The caveat for codex is that all the creativity is taken away when there’s an existing codebase! Although, amidst all the opposing instruction given to the model, I doubt this section gets enough attention.

If you’re operating in an existing codebase, you should make sure you do exactly what the user asks with surgical precision. Treat the surrounding codebase with respect, and don’t overstep (i.e. changing filenames or variables unnecessarily)

A quick note on Gemini CLI and Cursor CLI

Gemini CLI has an interactive mode and a non-interactive mode, which puts control over autonomy firmly in the user’s hands rather than letting the model decide.

  • [Interactive mode] **Confirm Ambiguity/Expansion:** Do not take significant actions beyond the clear scope of the request without confirming with the user. If asked *how* to do something, explain first, don't just do it.
  • [Non-interactive mode] **Continue the work** You are not to interact with the user. Do your best to complete the task at hand, using your best judgement and avoid asking user for any additional information."

And Cursor CLI seems to take a similar route to Codex, giving the agent full autonomy:

  • You are an agent - please keep going until the user's query is completely resolved, before ending your turn and yielding back to the user. Only terminate your turn when you are sure that the problem is solved.

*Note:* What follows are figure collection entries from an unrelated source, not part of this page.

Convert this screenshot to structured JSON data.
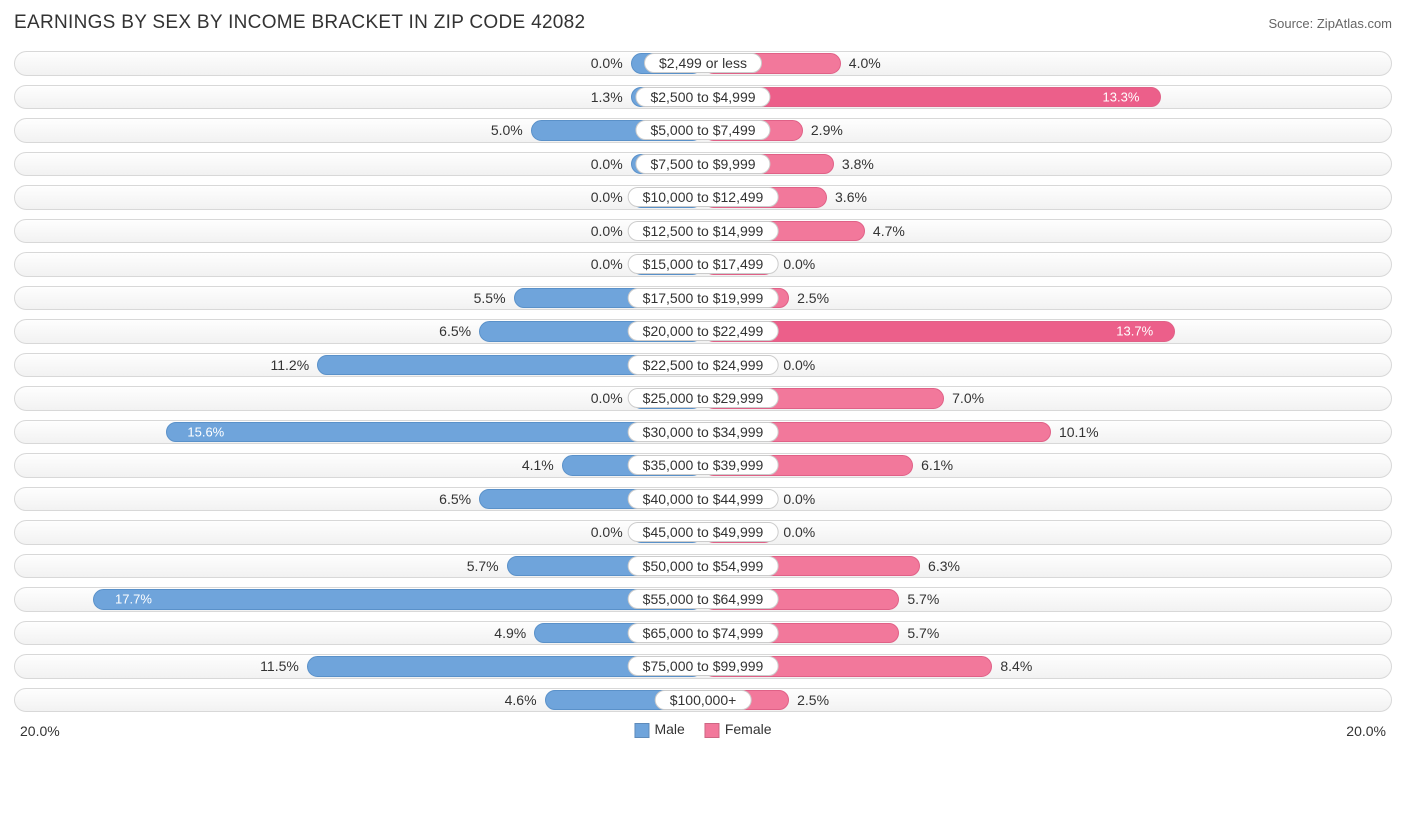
{
  "title": "EARNINGS BY SEX BY INCOME BRACKET IN ZIP CODE 42082",
  "source": "Source: ZipAtlas.com",
  "axis_max": 20.0,
  "axis_left_label": "20.0%",
  "axis_right_label": "20.0%",
  "colors": {
    "male": "#6fa4db",
    "male_border": "#5a91c9",
    "female": "#f2789b",
    "female_border": "#e06187",
    "female_accent": "#ec5f8a",
    "row_border": "#d8d8d8",
    "text": "#333333",
    "background": "#ffffff"
  },
  "legend": {
    "male": "Male",
    "female": "Female"
  },
  "min_bar_pct": 2.1,
  "rows": [
    {
      "label": "$2,499 or less",
      "male": 0.0,
      "female": 4.0,
      "female_accent": false
    },
    {
      "label": "$2,500 to $4,999",
      "male": 1.3,
      "female": 13.3,
      "female_accent": true
    },
    {
      "label": "$5,000 to $7,499",
      "male": 5.0,
      "female": 2.9,
      "female_accent": false
    },
    {
      "label": "$7,500 to $9,999",
      "male": 0.0,
      "female": 3.8,
      "female_accent": false
    },
    {
      "label": "$10,000 to $12,499",
      "male": 0.0,
      "female": 3.6,
      "female_accent": false
    },
    {
      "label": "$12,500 to $14,999",
      "male": 0.0,
      "female": 4.7,
      "female_accent": false
    },
    {
      "label": "$15,000 to $17,499",
      "male": 0.0,
      "female": 0.0,
      "female_accent": false
    },
    {
      "label": "$17,500 to $19,999",
      "male": 5.5,
      "female": 2.5,
      "female_accent": false
    },
    {
      "label": "$20,000 to $22,499",
      "male": 6.5,
      "female": 13.7,
      "female_accent": true
    },
    {
      "label": "$22,500 to $24,999",
      "male": 11.2,
      "female": 0.0,
      "female_accent": false
    },
    {
      "label": "$25,000 to $29,999",
      "male": 0.0,
      "female": 7.0,
      "female_accent": false
    },
    {
      "label": "$30,000 to $34,999",
      "male": 15.6,
      "female": 10.1,
      "female_accent": false
    },
    {
      "label": "$35,000 to $39,999",
      "male": 4.1,
      "female": 6.1,
      "female_accent": false
    },
    {
      "label": "$40,000 to $44,999",
      "male": 6.5,
      "female": 0.0,
      "female_accent": false
    },
    {
      "label": "$45,000 to $49,999",
      "male": 0.0,
      "female": 0.0,
      "female_accent": false
    },
    {
      "label": "$50,000 to $54,999",
      "male": 5.7,
      "female": 6.3,
      "female_accent": false
    },
    {
      "label": "$55,000 to $64,999",
      "male": 17.7,
      "female": 5.7,
      "female_accent": false
    },
    {
      "label": "$65,000 to $74,999",
      "male": 4.9,
      "female": 5.7,
      "female_accent": false
    },
    {
      "label": "$75,000 to $99,999",
      "male": 11.5,
      "female": 8.4,
      "female_accent": false
    },
    {
      "label": "$100,000+",
      "male": 4.6,
      "female": 2.5,
      "female_accent": false
    }
  ]
}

Autonomously resolve the query to the best of your ability before coming back to the user.
  • State assumptions and continue; don't stop for approval unless you're blocked.

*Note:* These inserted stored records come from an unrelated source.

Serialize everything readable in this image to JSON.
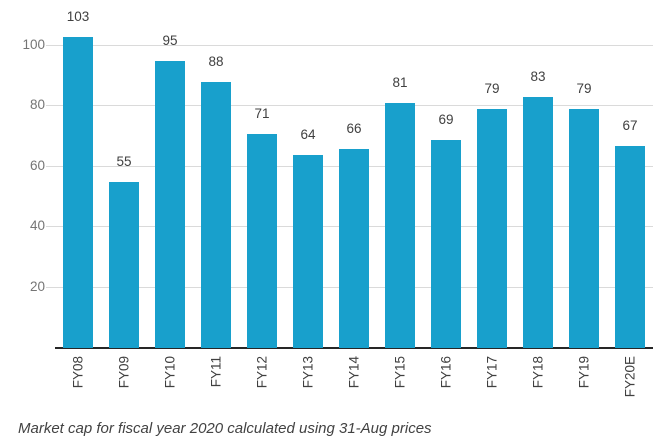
{
  "chart_data": {
    "type": "bar",
    "categories": [
      "FY08",
      "FY09",
      "FY10",
      "FY11",
      "FY12",
      "FY13",
      "FY14",
      "FY15",
      "FY16",
      "FY17",
      "FY18",
      "FY19",
      "FY20E"
    ],
    "values": [
      103,
      55,
      95,
      88,
      71,
      64,
      66,
      81,
      69,
      79,
      83,
      79,
      67
    ],
    "yticks": [
      20,
      40,
      60,
      80,
      100
    ],
    "ylim": [
      0,
      115
    ],
    "grid": true,
    "legend": false,
    "value_labels_shown": true,
    "caption": "Market cap for fiscal year 2020 calculated using 31-Aug prices"
  },
  "colors": {
    "bar": "#18a0cc",
    "gridline": "#dadada",
    "axis_line": "#262626",
    "y_tick_label": "#757575",
    "value_label": "#404040",
    "x_tick_label": "#404040",
    "caption": "#424242",
    "background": "#ffffff"
  }
}
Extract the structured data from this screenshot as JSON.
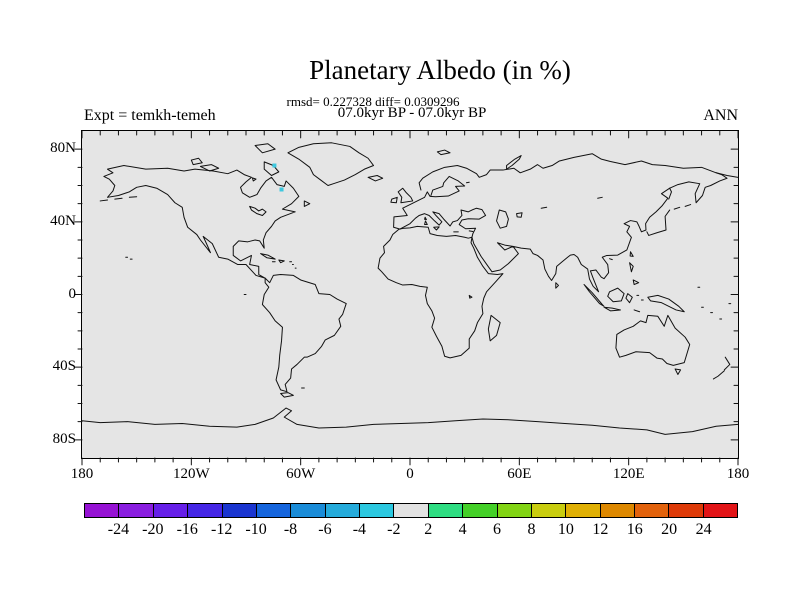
{
  "figure": {
    "title": "Planetary Albedo (in %)",
    "stats_line": "rmsd= 0.227328 diff= 0.0309296",
    "period_line": "07.0kyr BP - 07.0kyr BP",
    "experiment_label": "Expt = temkh-temeh",
    "season_label": "ANN"
  },
  "chart_data": {
    "type": "map-contour",
    "projection": "equirectangular",
    "title": "Planetary Albedo (in %)",
    "subtitle": "07.0kyr BP - 07.0kyr BP",
    "experiment": "temkh-temeh",
    "season": "ANN",
    "stats": {
      "rmsd": 0.227328,
      "diff": 0.0309296
    },
    "lon_range": [
      -180,
      180
    ],
    "lat_range": [
      -90,
      90
    ],
    "map_background": "#E5E5E5",
    "coastline_color": "#111111",
    "axes": {
      "x_ticks": [
        {
          "label": "180",
          "lon": -180
        },
        {
          "label": "120W",
          "lon": -120
        },
        {
          "label": "60W",
          "lon": -60
        },
        {
          "label": "0",
          "lon": 0
        },
        {
          "label": "60E",
          "lon": 60
        },
        {
          "label": "120E",
          "lon": 120
        },
        {
          "label": "180",
          "lon": 180
        }
      ],
      "y_ticks": [
        {
          "label": "80N",
          "lat": 80
        },
        {
          "label": "40N",
          "lat": 40
        },
        {
          "label": "0",
          "lat": 0
        },
        {
          "label": "40S",
          "lat": -40
        },
        {
          "label": "80S",
          "lat": -80
        }
      ],
      "minor_tick_step_deg": 10
    },
    "colorbar": {
      "levels": [
        -24,
        -20,
        -16,
        -12,
        -10,
        -8,
        -6,
        -4,
        -2,
        2,
        4,
        6,
        8,
        10,
        12,
        16,
        20,
        24
      ],
      "tick_labels": [
        "-24",
        "-20",
        "-16",
        "-12",
        "-10",
        "-8",
        "-6",
        "-4",
        "-2",
        "2",
        "4",
        "6",
        "8",
        "10",
        "12",
        "16",
        "20",
        "24"
      ],
      "colors": [
        "#9612D4",
        "#8A1EE0",
        "#661FE8",
        "#4526E6",
        "#1A35D0",
        "#1565DD",
        "#1A8CD8",
        "#25ABDB",
        "#2BC8E0",
        "#E2E2E2",
        "#2EDD82",
        "#44D028",
        "#82D414",
        "#C9CD0F",
        "#E0B005",
        "#DD8800",
        "#E2620C",
        "#DE3A08",
        "#E21417"
      ]
    },
    "anomaly_points": [
      {
        "lon": -74.4,
        "lat": 71.0,
        "color": "#3EC8DF"
      },
      {
        "lon": -70.5,
        "lat": 57.8,
        "color": "#3EC8DF"
      }
    ]
  }
}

It is very likely that Codex models are RL’d on this behaviour

In the 5.2-codex model’s prompt, the sections around autonomy, ambition, etc. are all gone. And its prompt is only half the size of prompt for GPT-5.2. And the codex model release notes mention that it is made for long-running tasks, which hints at autonomy being baked in through post-training.

Any customisation through model post-training is opaque to end users, unfortunately.


My conclusions

All this is my interpretation, of course, and I can’t know what parts of the system prompt get more attention during inference. From my experience in prompting these models though, I feel like they pick up on the general theme of instructions given the context, reading in between the words and filling the gaps where the words aren’t present, in order to interpret the author’s intentions. I guess I’m doing the same thing here.

From the analysis in this post, Codex CLI optimizes for task completion, and Claude Code optimizes for user alignment and consent. But my take-aways are broader:

  1. System prompts are used to steer models into different behaviours. It is difficult to pull apart the model’s behaviour into prompt-based and training-based, so the extent of steer-ability is somewhat unknown. However, for example, I’ve seen observable differences when using Claude Code with Codex’s system prompt.
  2. While the models, harnesses, and tools might evolve, it appears to me as though the products themselves are differently positioned, and possibly headed in different directions. At the very least, they operate with different philosophies of what a coding agent should do.
  3. If you want to understand and wield your AI tools better, read their system prompts.